Companies need to have outstanding performance on multiple levels to reach the level of a distinguished brand. They need to perform well in terms of product quality, customer service, entire presence in the market and the environment they generate. Consider for example Apple. This brand has been known for its innovation, design and user-friendly application. Such high performance that encompasses multiple business areas can only be enabled by superior knowledge-management efforts.

What Tom Ford and Apple have in common is a specific type of knowledge that is very hard to copy: the know-how. This creative know-how is not only hard to copy, but it is also hard to teach by the person who possesses it. It is based on talent rather than merely transferable knowledge, and it is where knowledge management and talent management meet for optimum business results, as can be seen in high revenue and strong brand equity.

A different knowledge-management approach

A key challenge that managers face when approaching knowledge management is their inability to capture value from the information their organization has. A former Hewlett-Packard chief executive officer once noted, “If only HP knew what HP knows, it could be three times more productive”. While many other executives agree on this statement, it may not convey the full picture. The statement implies that with more knowledge comes better performance, which is not necessarily the case. Having more data, information or knowledge can be an overkill if there is lack of knowledge about how to use it.

Quantity of knowledge can lead to quality, but only if used well. For this reason, managers need to think about knowledge management differently. The hierarchy of knowledge management (with data at the bottom, knowledge at the top and information in between) needs to be viewed in an upside-down way. The most critical piece of knowledge for success can only be identified after having set very clear and specific business objectives. Those objectives then determine which knowledge is needed to extract the most business value. Then, based on that knowledge, the information needed is identified, and then the data. Such an approach works in the opposite direction to the conventional approach, in which the focus is on acquiring as much data and knowledge as possible. But it stands to be one of the best approaches to achieving sustainable competitive advantage from knowledge-management efforts.
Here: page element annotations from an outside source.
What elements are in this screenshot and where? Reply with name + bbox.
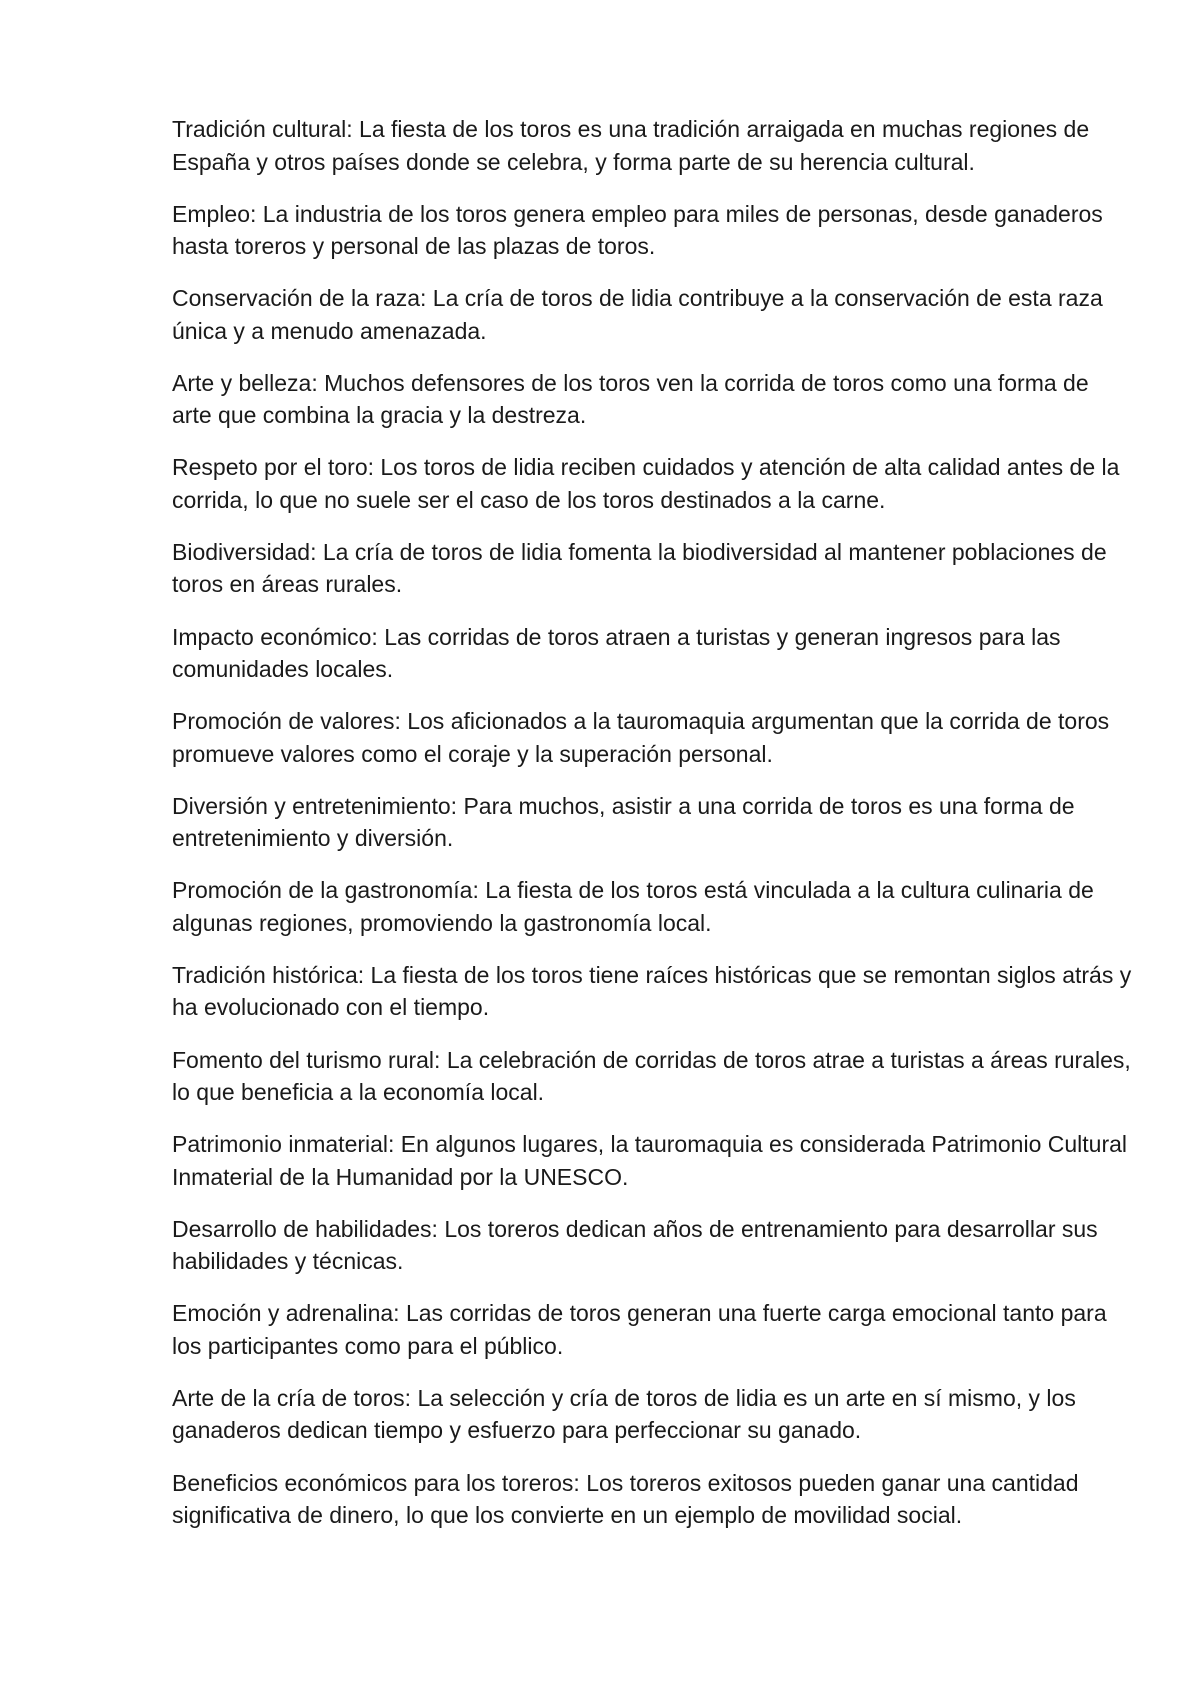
paragraph-biodiversidad: Biodiversidad: La cría de toros de lidia fomenta la biodiversidad al mantener poblaciones de toros en áreas rurales. — [172, 538, 1107, 598]
paragraph-diversion: Diversión y entretenimiento: Para muchos, asistir a una corrida de toros es una forma de entretenimiento y diversión. — [172, 792, 1075, 852]
paragraph-conservacion-raza: Conservación de la raza: La cría de toros de lidia contribuye a la conservación de esta raza única y a menudo amenazada. — [172, 285, 1103, 344]
paragraph-empleo: Empleo: La industria de los toros genera empleo para miles de personas, desde ganaderos hasta toreros y personal de las plazas de toros. — [172, 200, 1103, 260]
paragraph-tradicion-historica: Tradición histórica: La fiesta de los toros tiene raíces históricas que se remontan siglos atrás y ha evolucionado con el tiempo. — [172, 961, 1132, 1021]
paragraph-beneficios-toreros: Beneficios económicos para los toreros: Los toreros exitosos pueden ganar una cantidad significativa de dinero, lo que los convierte en un ejemplo de movilidad social. — [172, 1469, 1079, 1528]
paragraph-emocion: Emoción y adrenalina: Las corridas de toros generan una fuerte carga emocional tanto para los participantes como para el público. — [172, 1300, 1107, 1359]
paragraph-patrimonio-inmaterial: Patrimonio inmaterial: En algunos lugares, la tauromaquia es considerada Patrimonio Cultural Inmaterial de la Humanidad por la UNESCO. — [172, 1131, 1128, 1190]
paragraph-gastronomia: Promoción de la gastronomía: La fiesta de los toros está vinculada a la cultura culinaria de algunas regiones, promoviendo la gastronomía local. — [172, 877, 1094, 936]
document-body — [172, 113, 1132, 1551]
paragraph-cria-toros: Arte de la cría de toros: La selección y cría de toros de lidia es un arte en sí mismo, y los ganaderos dedican tiempo y esfuerzo para perfeccionar su ganado. — [172, 1384, 1076, 1444]
paragraph-impacto-economico: Impacto económico: Las corridas de toros atraen a turistas y generan ingresos para las comunidades locales. — [172, 623, 1061, 683]
paragraph-respeto-toro: Respeto por el toro: Los toros de lidia reciben cuidados y atención de alta calidad antes de la corrida, lo que no suele ser el caso de los toros destinados a la carne. — [172, 454, 1120, 513]
paragraph-tradicion-cultural: Tradición cultural: La fiesta de los toros es una tradición arraigada en muchas regiones de España y otros países donde se celebra, y forma parte de su herencia cultural. — [172, 116, 1090, 175]
paragraph-turismo-rural: Fomento del turismo rural: La celebración de corridas de toros atrae a turistas a áreas rurales, lo que beneficia a la economía local. — [172, 1046, 1131, 1106]
paragraph-arte-belleza: Arte y belleza: Muchos defensores de los toros ven la corrida de toros como una forma de arte que combina la gracia y la destreza. — [172, 369, 1089, 429]
paragraph-promocion-valores: Promoción de valores: Los aficionados a la tauromaquia argumentan que la corrida de toros promueve valores como el coraje y la superación personal. — [172, 708, 1110, 767]
paragraph-habilidades: Desarrollo de habilidades: Los toreros dedican años de entrenamiento para desarrollar sus habilidades y técnicas. — [172, 1215, 1098, 1275]
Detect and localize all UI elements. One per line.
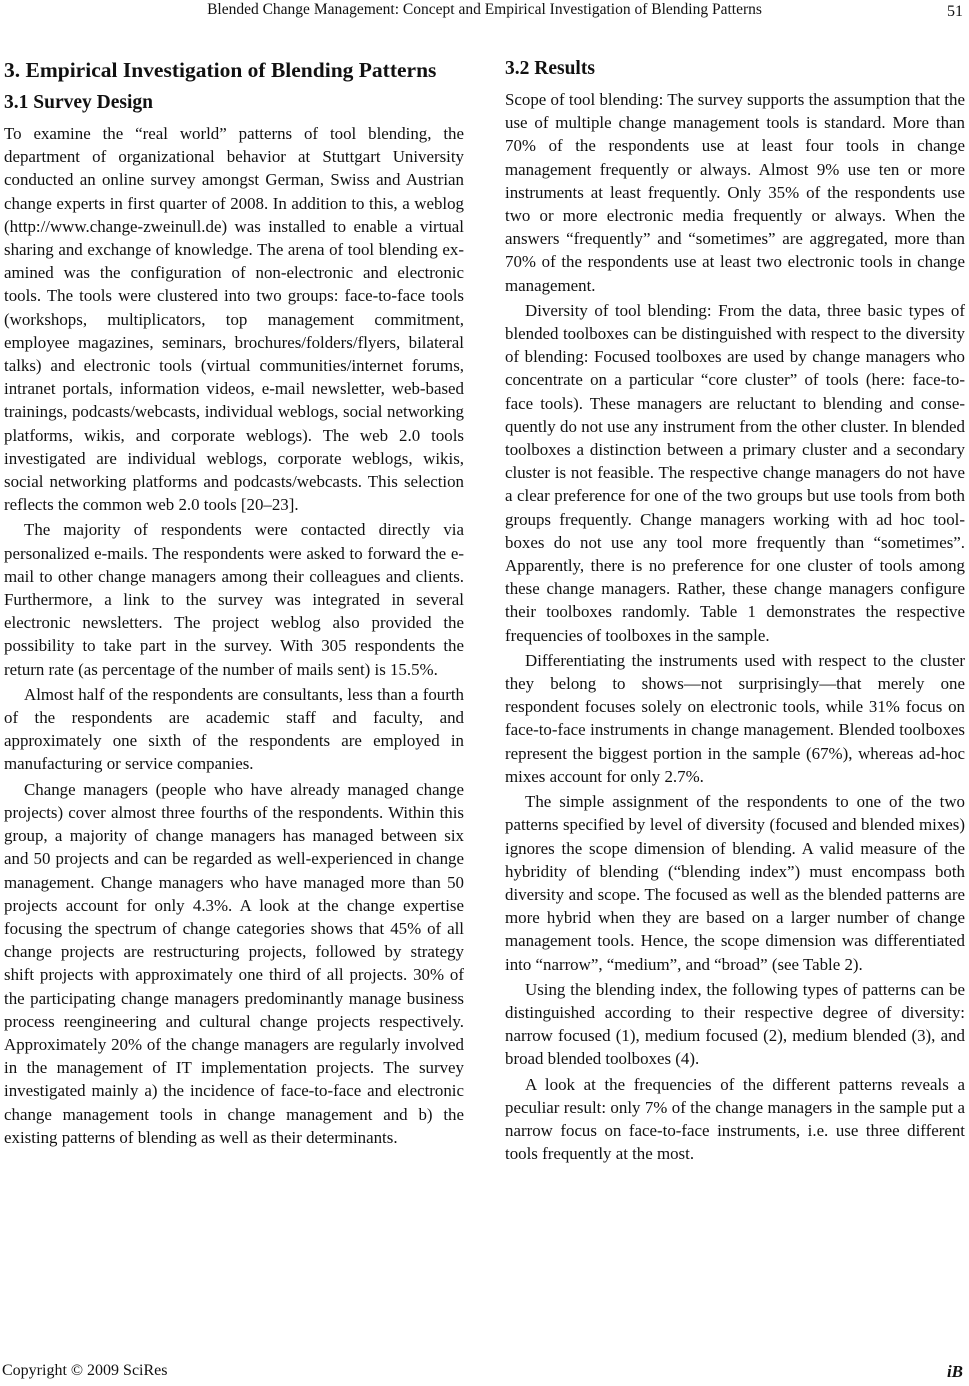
paragraph: The majority of respondents were contacted directly via personalized e-mails. The respondents were asked to forward the e-mail to other change managers among their colleagues and clients. Furthermore, a link to the survey was integrated in several electronic newsletters. The project weblog also provided the possibility to take part in the survey. With 305 respondents the return rate (as percentage of the number of mails sent) is 15.5%. [4,520,464,679]
running-header [0,0,969,24]
right-column [505,56,965,1165]
running-title: Blended Change Management: Concept and Empirical Investigation of Blending Patterns [207,1,762,18]
page-number: 51 [947,3,963,20]
left-column [4,56,464,1149]
journal-abbreviation: iB [946,1362,963,1381]
paragraph: Scope of tool blending: The survey supports the assumption that the use of multiple change management tools is standard. More than 70% of the respondents use at least four tools in change management frequently or always. Almost 9% use ten or more instruments at least frequently. Only 35% of the respondents use two or more electronic media frequently or always. When the answers “frequently” and “sometimes” are aggregated, more than 70% of the respondents use at least two electronic tools in change management. [505,90,965,295]
paragraph: To examine the “real world” patterns of tool blending, the department of organizational behavior at Stuttgart University conducted an online survey amongst German, Swiss and Austrian change experts in first quarter of 2008. In addition to this, a weblog (http://www.change-zweinull.de) was installed to enable a virtual sharing and exchange of knowledge. The arena of tool blending examined was the configuration of non-electronic and electronic tools. The tools were clustered into two groups: face-to-face tools (workshops, multiplicators, top management commitment, employee magazines, seminars, brochures/folders/flyers, bilateral talks) and electronic tools (virtual communities/internet forums, intranet portals, information videos, e-mail newsletter, web-based trainings, podcasts/webcasts, individual weblogs, social networking platforms, wikis, and corporate weblogs). The web 2.0 tools investigated are individual weblogs, corporate weblogs, wikis, social networking platforms and podcasts/webcasts. This selection reflects the common web 2.0 tools [20–23]. [4,124,464,515]
subsection-heading-survey-design: 3.1 Survey Design [4,92,153,113]
paragraph: Using the blending index, the following types of patterns can be distinguished according to their respective degree of diversity: narrow focused (1), medium focused (2), medium blended (3), and broad blended toolboxes (4). [505,979,965,1069]
paragraph: Diversity of tool blending: From the data, three basic types of blended toolboxes can be distinguished with respect to the diversity of blending: Focused toolboxes are used by change managers who concentrate on a particular “core cluster” of tools (here: face-to-face tools). These managers are reluctant to blending and consequently do not use any instrument from the other cluster. In blended toolboxes a distinction between a primary cluster and a secondary cluster is not feasible. The respective change managers do not have a clear preference for one of the two groups but use tools from both groups frequently. Change managers working with ad hoc toolboxes do not use any tool more frequently than “sometimes”. Apparently, there is no preference for one cluster of tools among these change managers. Rather, these change managers configure their toolboxes randomly. Table 1 demonstrates the respective frequencies of toolboxes in the sample. [505,300,965,645]
section-heading: 3. Empirical Investigation of Blending Patterns [4,58,437,82]
paragraph: Change managers (people who have already managed change projects) cover almost three fourths of the respondents. Within this group, a majority of change managers has managed between six and 50 projects and can be regarded as well-experienced in change management. Change managers who have managed more than 50 projects account for only 4.3%. A look at the change expertise focusing the spectrum of change categories shows that 45% of all change projects are restructuring projects, followed by strategy shift projects with approximately one third of all projects. 30% of the participating change managers predominantly manage business process reengineering and cultural change projects respectively. Approximately 20% of the change managers are regularly involved in the management of IT implementation projects. The survey investigated mainly a) the incidence of face-to-face and electronic change management tools in change management and b) the existing patterns of blending as well as their determinants. [4,779,464,1147]
paragraph: Almost half of the respondents are consultants, less than a fourth of the respondents are academic staff and faculty, and approximately one sixth of the respondents are employed in manufacturing or service companies. [4,684,464,774]
copyright-notice: Copyright © 2009 SciRes [2,1362,168,1379]
page-footer [0,1362,969,1384]
paragraph: The simple assignment of the respondents to one of the two patterns specified by level of diversity (focused and blended mixes) ignores the scope dimension of blending. A valid measure of the hybridity of blending (“blending index”) must encompass both diversity and scope. The focused as well as the blended patterns are more hybrid when they are based on a larger number of change management tools. Hence, the scope dimension was differentiated into “narrow”, “medium”, and “broad” (see Table 2). [505,792,965,974]
paragraph: A look at the frequencies of the different patterns reveals a peculiar result: only 7% of the change managers in the sample put a narrow focus on face-to-face instruments, i.e. use three different tools frequently at the most. [505,1074,965,1164]
paragraph: Differentiating the instruments used with respect to the cluster they belong to shows—not surprisingly—that merely one respondent focuses solely on electronic tools, while 31% focus on face-to-face instruments in change management. Blended toolboxes represent the biggest portion in the sample (67%), whereas ad-hoc mixes account for only 2.7%. [505,650,965,786]
subsection-heading-results: 3.2 Results [505,58,595,79]
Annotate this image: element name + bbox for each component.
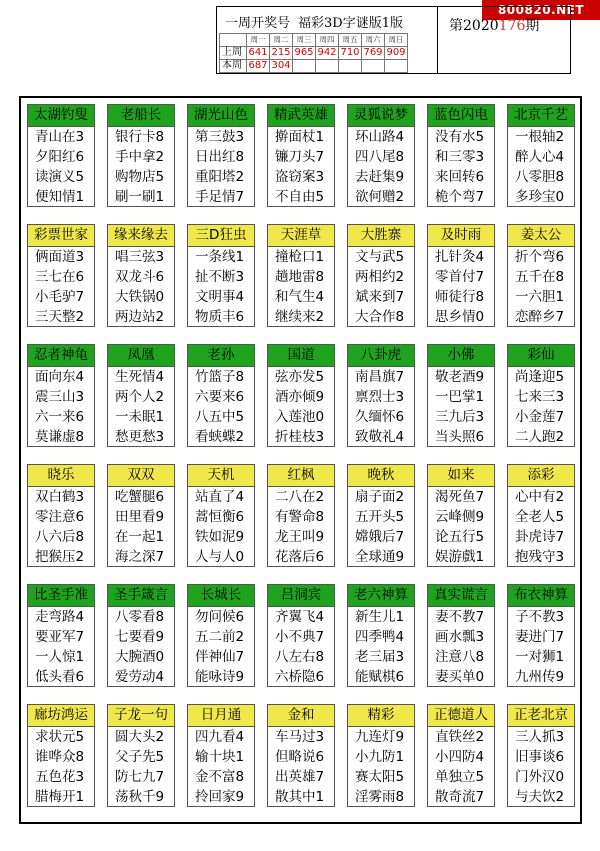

Technology is an accelerator.

Based on the results-driven knowledge-management approach, technology’s role becomes secondary to that of people. People are the actors, and technology is simply the tool. Research by the Cranfield School of Management about the advantages gained by using information technology discovered that benefits are realized from knowledge management only when people do things differently. Technology helps people do whatever they do more efficiently, but it is not creative enough to devise new ways of working for people. Only people can do that, and thus it is people who are the source of true sustainable competitive advantage. Whereas having powerful technologies, much like having cost leadership, gives the organization only a short-term competitive advantage. Companies such as Microsoft and Adobe understood this and turned this understanding into actionable knowledge-management strategies to become well-renowned and respected brands.

Conclusion

Tangible resources are a source of strength but not a source of lasting competitive advantage. Only intangible capabilities such as creativity, talent and innovation are. Companies would do well to obtain the data and the information they need based on the requirements to achieve business objectives. Those objectives can be market share, adoption rate, profitability or any other business measure. Knowing that people hold the seed of lasting competitive advantage for an organization, talent retention becomes of crucial importance.